Covid-19 is something Yoga never wants to relive again and still fears, so when the vaccination opened up to his age group, he signed up right away and he has now had two jabs. Even so, he continues to take precautions, knowing he can still potentially catch the virus and pass it on, although he at least hopes this will make the spread more difficult and the symptoms less severe.
“Life has not returned to normal for me. I’m still much more careful about where I go and what I do – and also who I spend time with, ”he says.
“I still can’t believe we’re still in this situation, or in a worse situation than a year ago. Just with so many exhibition sites and cases yet, especially with what’s going on in Sydney where the three-digit numbers just keep on increasing. That’s why I’m just for the vaccination, it’s something else you can do to protect yourself and the people around you. The disease is very real. It is not something made up.
When Derek Young and his wife Gabriela Domicelj caught Covid in March 2020, they were among the first Australian cases. The couple were ill at a time when there was no vaccine or even certainty on how best to treat those who were getting worse.
Young, 55, was extremely tired, slept 20 or more hours a day, and suffered from severe shaking, brain fog, muscle pain, hallucinations and hot flashes. He spent a short time in hospital with pneumonia which required antibiotics. He continues to suffer from the effects of having had the virus, including exhaustion and an inability to maintain the level of activity he was used to before Covid. But despite having mild asthma, his experience with Covid was nowhere near as severe as that of his wife.

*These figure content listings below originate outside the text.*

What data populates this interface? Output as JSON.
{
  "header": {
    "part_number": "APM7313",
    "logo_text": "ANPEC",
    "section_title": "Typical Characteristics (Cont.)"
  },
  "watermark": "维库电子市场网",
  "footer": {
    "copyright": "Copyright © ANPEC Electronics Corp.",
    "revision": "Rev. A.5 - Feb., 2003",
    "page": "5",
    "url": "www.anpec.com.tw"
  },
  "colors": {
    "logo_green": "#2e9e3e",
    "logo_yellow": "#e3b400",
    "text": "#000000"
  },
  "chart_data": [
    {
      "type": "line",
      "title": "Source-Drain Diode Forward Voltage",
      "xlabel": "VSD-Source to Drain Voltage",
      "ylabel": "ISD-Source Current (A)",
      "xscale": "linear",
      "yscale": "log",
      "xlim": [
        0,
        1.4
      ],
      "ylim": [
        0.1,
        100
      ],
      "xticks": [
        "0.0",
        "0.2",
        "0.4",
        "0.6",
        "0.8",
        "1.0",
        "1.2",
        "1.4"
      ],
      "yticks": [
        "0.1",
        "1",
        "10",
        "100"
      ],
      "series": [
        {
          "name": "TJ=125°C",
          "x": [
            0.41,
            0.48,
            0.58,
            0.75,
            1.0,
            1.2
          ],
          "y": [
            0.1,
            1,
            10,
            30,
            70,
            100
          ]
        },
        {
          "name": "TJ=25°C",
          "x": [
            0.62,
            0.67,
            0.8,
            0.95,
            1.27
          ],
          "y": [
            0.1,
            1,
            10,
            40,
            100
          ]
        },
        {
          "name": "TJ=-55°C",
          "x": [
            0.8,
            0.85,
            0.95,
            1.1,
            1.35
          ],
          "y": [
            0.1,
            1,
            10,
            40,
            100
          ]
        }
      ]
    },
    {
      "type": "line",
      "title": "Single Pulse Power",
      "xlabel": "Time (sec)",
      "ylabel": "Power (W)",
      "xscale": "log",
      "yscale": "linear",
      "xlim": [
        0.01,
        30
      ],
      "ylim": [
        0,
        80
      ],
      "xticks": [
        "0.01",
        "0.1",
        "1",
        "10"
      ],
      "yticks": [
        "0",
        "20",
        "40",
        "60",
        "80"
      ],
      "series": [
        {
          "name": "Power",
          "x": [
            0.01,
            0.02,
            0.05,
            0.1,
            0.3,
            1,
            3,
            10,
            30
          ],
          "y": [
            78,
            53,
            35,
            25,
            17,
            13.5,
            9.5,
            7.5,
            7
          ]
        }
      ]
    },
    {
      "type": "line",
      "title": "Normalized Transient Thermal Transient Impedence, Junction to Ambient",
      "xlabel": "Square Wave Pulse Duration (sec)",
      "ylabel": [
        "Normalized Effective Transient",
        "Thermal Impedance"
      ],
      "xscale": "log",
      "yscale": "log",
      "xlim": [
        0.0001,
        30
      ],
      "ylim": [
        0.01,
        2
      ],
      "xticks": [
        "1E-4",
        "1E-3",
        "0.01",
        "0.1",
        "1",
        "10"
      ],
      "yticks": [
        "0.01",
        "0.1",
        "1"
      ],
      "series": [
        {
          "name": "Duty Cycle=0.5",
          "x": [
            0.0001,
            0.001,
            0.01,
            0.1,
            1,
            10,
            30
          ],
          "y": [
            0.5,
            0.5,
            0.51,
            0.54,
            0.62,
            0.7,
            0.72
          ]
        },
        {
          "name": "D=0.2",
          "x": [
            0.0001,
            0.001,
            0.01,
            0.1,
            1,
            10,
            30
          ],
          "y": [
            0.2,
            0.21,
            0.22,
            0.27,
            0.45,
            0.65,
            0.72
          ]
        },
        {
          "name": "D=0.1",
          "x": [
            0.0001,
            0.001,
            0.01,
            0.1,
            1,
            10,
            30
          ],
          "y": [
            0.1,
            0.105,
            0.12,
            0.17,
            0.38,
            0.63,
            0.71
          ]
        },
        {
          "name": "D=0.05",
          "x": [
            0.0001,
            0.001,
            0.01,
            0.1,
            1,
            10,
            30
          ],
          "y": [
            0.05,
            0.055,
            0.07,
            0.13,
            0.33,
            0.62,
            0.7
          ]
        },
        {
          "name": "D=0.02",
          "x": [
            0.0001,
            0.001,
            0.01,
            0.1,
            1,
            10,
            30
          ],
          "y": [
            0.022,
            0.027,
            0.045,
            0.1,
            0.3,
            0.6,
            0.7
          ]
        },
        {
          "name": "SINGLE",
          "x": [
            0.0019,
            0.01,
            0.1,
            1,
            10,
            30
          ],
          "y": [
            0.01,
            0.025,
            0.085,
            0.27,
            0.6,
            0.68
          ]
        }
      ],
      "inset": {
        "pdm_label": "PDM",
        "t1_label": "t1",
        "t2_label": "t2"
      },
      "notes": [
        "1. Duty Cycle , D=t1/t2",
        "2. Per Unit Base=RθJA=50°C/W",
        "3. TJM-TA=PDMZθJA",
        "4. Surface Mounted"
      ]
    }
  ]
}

Domicelj, who is the same age and was healthy at the time with no underlying health issues, had very different symptoms. She was restless, restless and couldn’t rest. She quickly deteriorated and was admitted to the hospital’s intensive care unit after developing another type of pneumonia unique to Covid-19, which antibiotics are ineffective in treating.

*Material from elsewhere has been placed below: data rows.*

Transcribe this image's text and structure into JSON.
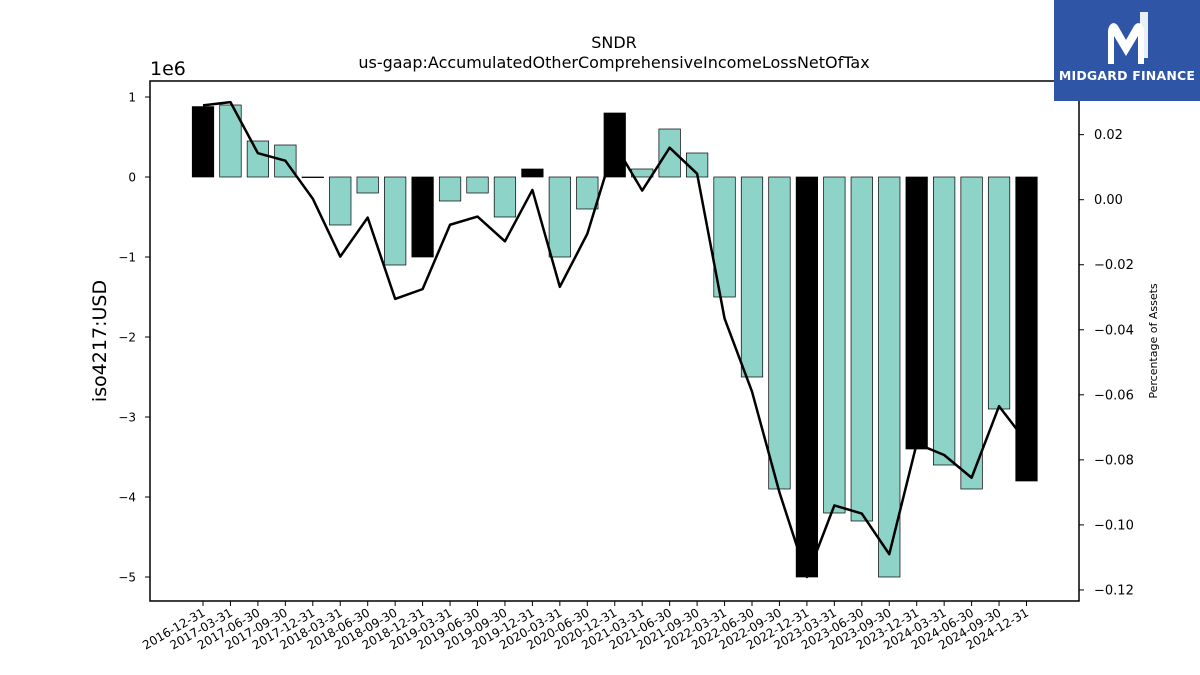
{
  "chart_data": {
    "type": "bar",
    "title": "SNDR",
    "subtitle": "us-gaap:AccumulatedOtherComprehensiveIncomeLossNetOfTax",
    "ylabel": "iso4217:USD",
    "y2label": "Percentage of Assets",
    "yscale_label": "1e6",
    "ylim": [
      -5.3,
      1.2
    ],
    "y2lim": [
      -0.1234,
      0.0365
    ],
    "yticks": [
      -5,
      -4,
      -3,
      -2,
      -1,
      0,
      1
    ],
    "y2ticks": [
      -0.12,
      -0.1,
      -0.08,
      -0.06,
      -0.04,
      -0.02,
      0.0,
      0.02
    ],
    "categories": [
      "2016-12-31",
      "2017-03-31",
      "2017-06-30",
      "2017-09-30",
      "2017-12-31",
      "2018-03-31",
      "2018-06-30",
      "2018-09-30",
      "2018-12-31",
      "2019-03-31",
      "2019-06-30",
      "2019-09-30",
      "2019-12-31",
      "2020-03-31",
      "2020-06-30",
      "2020-12-31",
      "2021-03-31",
      "2021-06-30",
      "2021-09-30",
      "2022-03-31",
      "2022-06-30",
      "2022-09-30",
      "2022-12-31",
      "2023-03-31",
      "2023-06-30",
      "2023-09-30",
      "2023-12-31",
      "2024-03-31",
      "2024-06-30",
      "2024-09-30",
      "2024-12-31"
    ],
    "series": [
      {
        "type": "bar",
        "axis": "left",
        "values": [
          0.88,
          0.9,
          0.45,
          0.4,
          0.0,
          -0.6,
          -0.2,
          -1.1,
          -1.0,
          -0.3,
          -0.2,
          -0.5,
          0.1,
          -1.0,
          -0.4,
          0.8,
          0.1,
          0.6,
          0.3,
          -1.5,
          -2.5,
          -3.9,
          -5.0,
          -4.2,
          -4.3,
          -5.0,
          -3.4,
          -3.6,
          -3.9,
          -2.9,
          -3.8
        ],
        "highlight": [
          true,
          false,
          false,
          false,
          false,
          false,
          false,
          false,
          true,
          false,
          false,
          false,
          true,
          false,
          false,
          true,
          false,
          false,
          false,
          false,
          false,
          false,
          true,
          false,
          false,
          false,
          true,
          false,
          false,
          false,
          true
        ]
      },
      {
        "type": "line",
        "axis": "right",
        "values": [
          0.029,
          0.03,
          0.0143,
          0.012,
          0.0003,
          -0.0175,
          -0.0055,
          -0.0305,
          -0.0275,
          -0.0077,
          -0.0052,
          -0.0128,
          0.003,
          -0.0268,
          -0.0105,
          0.017,
          0.0028,
          0.016,
          0.008,
          -0.0365,
          -0.059,
          -0.09,
          -0.116,
          -0.094,
          -0.0965,
          -0.109,
          -0.075,
          -0.0785,
          -0.0855,
          -0.0635,
          -0.0745
        ]
      }
    ],
    "colors": {
      "bar": "#8dd3c7",
      "highlight": "#000000",
      "line": "#000000",
      "edge": "#000000"
    },
    "grid": false
  },
  "logo": {
    "text": "MIDGARD FINANCE",
    "background": "#2f56a6"
  }
}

Domicelj and Young are now enrolled in a study led by St Vincent’s Hospital in Sydney that examines the long-term effects of Covid. The symptoms of Domicelj remain particularly severe. At one point, she took a piece of white paper and started listing the symptoms that she continues to suffer from in colorful text as a way to keep track: “hair loss”, “swollen ankles”, “shortness of breath. “,” Lung scars “and” high blood pressure “are among dozens of ailments.

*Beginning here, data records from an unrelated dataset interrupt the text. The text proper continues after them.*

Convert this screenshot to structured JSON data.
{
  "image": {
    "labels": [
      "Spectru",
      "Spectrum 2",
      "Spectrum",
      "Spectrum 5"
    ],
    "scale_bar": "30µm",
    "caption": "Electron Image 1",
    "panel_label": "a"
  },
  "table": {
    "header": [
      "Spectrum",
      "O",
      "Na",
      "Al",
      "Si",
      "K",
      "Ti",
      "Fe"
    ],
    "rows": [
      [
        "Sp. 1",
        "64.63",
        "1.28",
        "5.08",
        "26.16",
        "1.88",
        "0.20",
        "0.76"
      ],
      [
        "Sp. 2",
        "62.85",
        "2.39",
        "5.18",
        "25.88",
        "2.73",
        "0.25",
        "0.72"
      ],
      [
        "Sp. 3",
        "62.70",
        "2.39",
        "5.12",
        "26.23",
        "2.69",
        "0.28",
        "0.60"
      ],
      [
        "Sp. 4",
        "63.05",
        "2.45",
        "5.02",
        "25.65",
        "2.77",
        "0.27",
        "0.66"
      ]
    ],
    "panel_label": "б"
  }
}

The two have now been fully vaccinated and they believe the vaccine has helped relieve their symptoms in the long run. According to researchers at Yale University in the United States, up to 30 to 40% of people with long-term symptoms who receive the vaccine have reported improvements.
“I have three children,” Young says. “And unfortunately, it is difficult for them to access the vaccine because of their age. But as much as possible, I tell them when it’s available go out and get it because the risk isn’t worth it.
“The risk of having a reaction to the vaccine is low compared to the risk of contracting Covid. And as our experience shows, it’s just not worth the risk of catching Covid. And it seems like a bit of a lottery to figure out who ends up in the hospital and ultimately who ends up dying, and who doesn’t. We are still not quite sure why some people suffer so much more than others.